Finally, to avoid excessive influence of high gradients, we normalize the vector and threshold gradient magnitudes as clamp gradients > 0.2


        % Normalize vector; set threshold and re-normalize
        features(i,:) =  features(i,:) / norm(features(i,:));
        features(i, features(i,:)>0.2) = 0.2;
        features(i,:) =  features(i,:) / norm(features(i,:));
    

Match Points

The simplest approach of matching is to pick the nearest neighbor of each descriptor in vector space. Meanwhile, we compute the distance ratio as NN1/NN2, where NN1 = the distance to the first nearest neighbor and NN2 = the distance to the second nearest neighbor. This ratio represents how confident we are to match two points.


        % Compute distance between pair of point
        D = pdist2(features1, features2);
        for i=1:size(features1, 1)
            [sorted_distance, I]= sort(D(i,:), 'ascend');
            confidences(i) = sorted_distance(1) / sorted_distance(2);
            matches(i, 1) = i;
            matches(i, 2) = I(1);
        end
    

K-d Tree and PCA

The KDTreeSearcher of MATLAB model objects store results of a nearest neighbors search using the Kd-tree algorithm, which speeds up matching process. But k-d tree is generally used by low dimension vector, we need to apply Principal Component Analysis to reduce dimension from 128 to 32.
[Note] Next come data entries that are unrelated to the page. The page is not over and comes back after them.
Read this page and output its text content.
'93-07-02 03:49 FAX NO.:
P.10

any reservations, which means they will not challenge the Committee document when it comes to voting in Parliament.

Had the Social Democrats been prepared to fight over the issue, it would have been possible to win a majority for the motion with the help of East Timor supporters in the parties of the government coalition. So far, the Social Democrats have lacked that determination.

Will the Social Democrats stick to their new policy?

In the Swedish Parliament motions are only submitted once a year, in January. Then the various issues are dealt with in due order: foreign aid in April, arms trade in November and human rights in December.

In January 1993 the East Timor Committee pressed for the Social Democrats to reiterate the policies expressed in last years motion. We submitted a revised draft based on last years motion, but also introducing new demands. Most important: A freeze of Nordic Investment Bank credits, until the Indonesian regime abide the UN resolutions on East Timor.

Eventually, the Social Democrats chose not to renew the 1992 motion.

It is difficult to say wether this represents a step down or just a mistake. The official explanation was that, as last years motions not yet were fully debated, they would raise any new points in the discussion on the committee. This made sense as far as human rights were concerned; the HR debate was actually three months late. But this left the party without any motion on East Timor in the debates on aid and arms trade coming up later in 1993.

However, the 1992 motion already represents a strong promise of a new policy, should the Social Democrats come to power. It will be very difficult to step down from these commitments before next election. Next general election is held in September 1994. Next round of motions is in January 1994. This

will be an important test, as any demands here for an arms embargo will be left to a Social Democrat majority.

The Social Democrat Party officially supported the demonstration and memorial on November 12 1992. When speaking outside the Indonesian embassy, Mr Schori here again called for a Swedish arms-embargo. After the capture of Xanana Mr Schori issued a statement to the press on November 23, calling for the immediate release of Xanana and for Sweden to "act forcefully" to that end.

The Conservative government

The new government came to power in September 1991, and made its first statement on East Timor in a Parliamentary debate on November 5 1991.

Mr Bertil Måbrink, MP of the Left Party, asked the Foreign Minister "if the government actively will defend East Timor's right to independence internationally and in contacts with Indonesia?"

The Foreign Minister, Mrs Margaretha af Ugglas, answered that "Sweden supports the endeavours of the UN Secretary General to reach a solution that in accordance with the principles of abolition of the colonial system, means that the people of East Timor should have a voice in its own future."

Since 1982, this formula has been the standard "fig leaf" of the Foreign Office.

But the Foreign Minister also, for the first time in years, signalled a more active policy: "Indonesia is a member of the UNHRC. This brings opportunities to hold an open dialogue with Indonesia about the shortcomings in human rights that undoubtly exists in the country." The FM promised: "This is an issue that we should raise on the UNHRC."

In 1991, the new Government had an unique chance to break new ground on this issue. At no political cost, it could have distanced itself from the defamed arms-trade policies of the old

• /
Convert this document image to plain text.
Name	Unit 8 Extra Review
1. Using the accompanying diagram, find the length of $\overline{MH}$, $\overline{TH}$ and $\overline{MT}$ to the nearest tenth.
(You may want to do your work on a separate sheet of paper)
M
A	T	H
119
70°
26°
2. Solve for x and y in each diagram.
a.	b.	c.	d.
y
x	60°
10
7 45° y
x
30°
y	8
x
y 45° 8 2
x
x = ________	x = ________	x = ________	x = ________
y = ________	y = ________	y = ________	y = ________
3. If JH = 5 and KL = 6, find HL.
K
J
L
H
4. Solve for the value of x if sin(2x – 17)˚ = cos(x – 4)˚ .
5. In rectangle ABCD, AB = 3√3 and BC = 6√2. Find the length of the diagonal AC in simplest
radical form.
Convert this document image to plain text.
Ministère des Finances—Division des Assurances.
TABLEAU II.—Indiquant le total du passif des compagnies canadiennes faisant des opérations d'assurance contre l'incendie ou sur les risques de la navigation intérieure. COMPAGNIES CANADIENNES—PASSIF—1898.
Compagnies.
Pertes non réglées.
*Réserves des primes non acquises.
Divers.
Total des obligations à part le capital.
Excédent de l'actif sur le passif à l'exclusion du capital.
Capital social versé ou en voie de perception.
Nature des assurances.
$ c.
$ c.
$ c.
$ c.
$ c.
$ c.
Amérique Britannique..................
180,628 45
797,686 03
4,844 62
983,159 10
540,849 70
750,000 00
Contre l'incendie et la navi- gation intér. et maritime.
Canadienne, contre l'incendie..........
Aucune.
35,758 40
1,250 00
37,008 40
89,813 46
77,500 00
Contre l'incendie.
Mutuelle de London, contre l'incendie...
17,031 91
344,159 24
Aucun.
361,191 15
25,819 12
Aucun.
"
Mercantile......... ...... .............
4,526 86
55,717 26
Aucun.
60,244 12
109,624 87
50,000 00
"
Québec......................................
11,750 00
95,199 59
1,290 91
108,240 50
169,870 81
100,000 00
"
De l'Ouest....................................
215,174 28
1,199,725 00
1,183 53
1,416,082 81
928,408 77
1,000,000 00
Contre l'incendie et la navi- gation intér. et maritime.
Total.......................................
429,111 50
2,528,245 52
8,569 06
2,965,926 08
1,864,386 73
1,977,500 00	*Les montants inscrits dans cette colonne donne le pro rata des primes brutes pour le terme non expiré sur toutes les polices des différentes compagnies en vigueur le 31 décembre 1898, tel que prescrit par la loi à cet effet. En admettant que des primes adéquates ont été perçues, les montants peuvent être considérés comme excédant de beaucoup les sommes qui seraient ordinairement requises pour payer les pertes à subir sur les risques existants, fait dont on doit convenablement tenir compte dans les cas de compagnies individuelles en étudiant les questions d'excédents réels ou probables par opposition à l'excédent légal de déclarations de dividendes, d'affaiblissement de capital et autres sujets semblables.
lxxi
        % Concatenate features1 and features2
        cat = [features1; features2];
        [coeff, score] = pca(cat);
        reduced_features1 = score(1:size(features1, 1), 1:32);
        reduced_features2 = score((size(features1, 1) + 1):size(cat, 1), 1:32);
    

After reducing dimension to 32, we generate a k-d tree and use minkowski distance to compute the nearest neighbor.


        Mdl = createns(reduced_features2,'NSMethod','kdtree','Distance','minkowski');
        for j = 1:size(reduced_features1, 1)
            Q = reduced_features1(j,:);
            [IdxNN,D] = knnsearch(Mdl, Q, 'K', 2);
            matches(j, 1) = j;
            matches(j, 2) = IdxNN(1);
            confidences(j) = D(1)/D(2);
        end
    

Results in a table

Below are the result of matching between 1) Notre Dame image pair; 2) Mount Rushmore image pair; and 3) Episcopal Gaudi image pair.

92 total good matches, 8 total bad matches. 92.00% accuracy.

85 total good matches, 15 total bad matches. 85.00% accuracy.

3 total good matches, 97 total bad matches. 3.00% accuracy.